The relaxation has been made following requests from taxpayers that, as a one-time measure, the time limit for filing of ITR-V form may be extended to 31st March 2010 and that alternative modes of submission of ITR-V form may also be provided in cases where an ITR-V form has not been received at CPC, Bengaluru by ordinary post.

Source : PIB

Tuesday, January 19, 2010

Govt to net Rs 1,400 cr as tax from pay arrears to staff

The government will mop up Rs 1,400 crore this fiscal by taxing the second instalment of arrears due to central government employees, who were awarded increased salary by the sixth pay commission.

The first instalment of arrears (representing 40 per cent of the increased pay) was disbursed during financial year 2008-09.

The employees will also have to pay two per cent education cess on the total amount of the arrears.

"The total arrears for this fiscal is Rs 18,000 crore. The arrears that would fall in the tax net would be about Rs 9,000 crore. Barring the grade-IV employees, and according to calculations, around 15 per cent of this amount-- about Rs 1,400 crore (plus education cess) would go into government's coffers during this fiscal as tax," a senior Finance Ministry official said.

"The Central and State government and various organisations under them are advised to compute the correct tax liability of every employee on second instalment of arrears drawn by him and immediately recover the full tax liability along with education cess thereon at the rates in force," a recent CBDT circular asked all government employers.

Distribution of the remaining 60 per cent of arrears has already begun.

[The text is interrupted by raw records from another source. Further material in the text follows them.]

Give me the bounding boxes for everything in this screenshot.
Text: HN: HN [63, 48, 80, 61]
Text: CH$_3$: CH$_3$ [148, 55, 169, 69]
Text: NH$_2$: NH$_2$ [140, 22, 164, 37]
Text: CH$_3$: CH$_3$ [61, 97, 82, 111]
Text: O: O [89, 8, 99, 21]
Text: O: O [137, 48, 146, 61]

The I-T department has received the TDS on arrears from various government departments, while the rest would be received soon, the official said.

Source : Economic Times.

Friday, January 15, 2010

CBDT issues new circular on TDS from salaries

DEDUCTION OF TAX AT SOURCE —
INCOME–TAX DEDUCTION FROM SALARIES
UNDER SECTION 192 OF THE INCOME–TAX ACT, 1961

DURING THE FINANCIAL YEAR 2009-2010
CIRCULAR NO.1/2010

F.No.275/192/2009IT(B)]
NEW DELHI,

View the Circular

Wednesday, January 6, 2010

Central trade unions to oppose taxing of withdrawals from savings schemes

The central trade unions will press for shelving of a proposal, that wants to tax withdrawals from savings schemes, including provident funds, at the pre-Budget meeting with Finance Minister Pranab Mukherjee on January 14. “(The) Finance Minister has invited trade unions for pre- budget consultations on January 14,” All India Trade Unions Congress Secretary D L Sachdev told media.

Although the central trade unions are meeting here next week to prepare their charter of demands, he said, “we would definitely raise the issue of Exempt, Exempt Tax (EET) mode for savings schemes”.

The draft Direct Taxes Code (DTC), on which the government has invited comments from public, proposed to tax all long-term savings schemes at the time of withdrawal by the subscribers.

Currently, there are no taxes on long-term savings and pension schemes. Besides EET issue, Hind Mazdoor Sabha (HMS) Secretary A D Nagpal said, “We will also demand for higherincome tax slabs to provide relief to the working class.”

As part of the budgetary exercise, the minister meets the representative of different interest groups like economists, industrialists, trade unions etc to get their views on the budget. The trade unions, Sachdev said, would also press for the creation of a National Security Fund for urorganised workers in the country.

In view of unionists the funds should have a corpus of a size equal to three per cent of Gross Domestic Product of the country for the welfare of these workers.

The other major issue which could rock the meeting, is imposing service tax on the contributions made to the Employees Provident Fund scheme being run by the country’s largest retirement fund manager Employees’ Provident Fund Organisation (EPFO).

The issue came to light when some months ago, the Central Board of Excise and Customs slapped EPFO with a notice for not paying service tax on the contributions to these scheme. The scheme has around 4.7 crore subscribers across the country.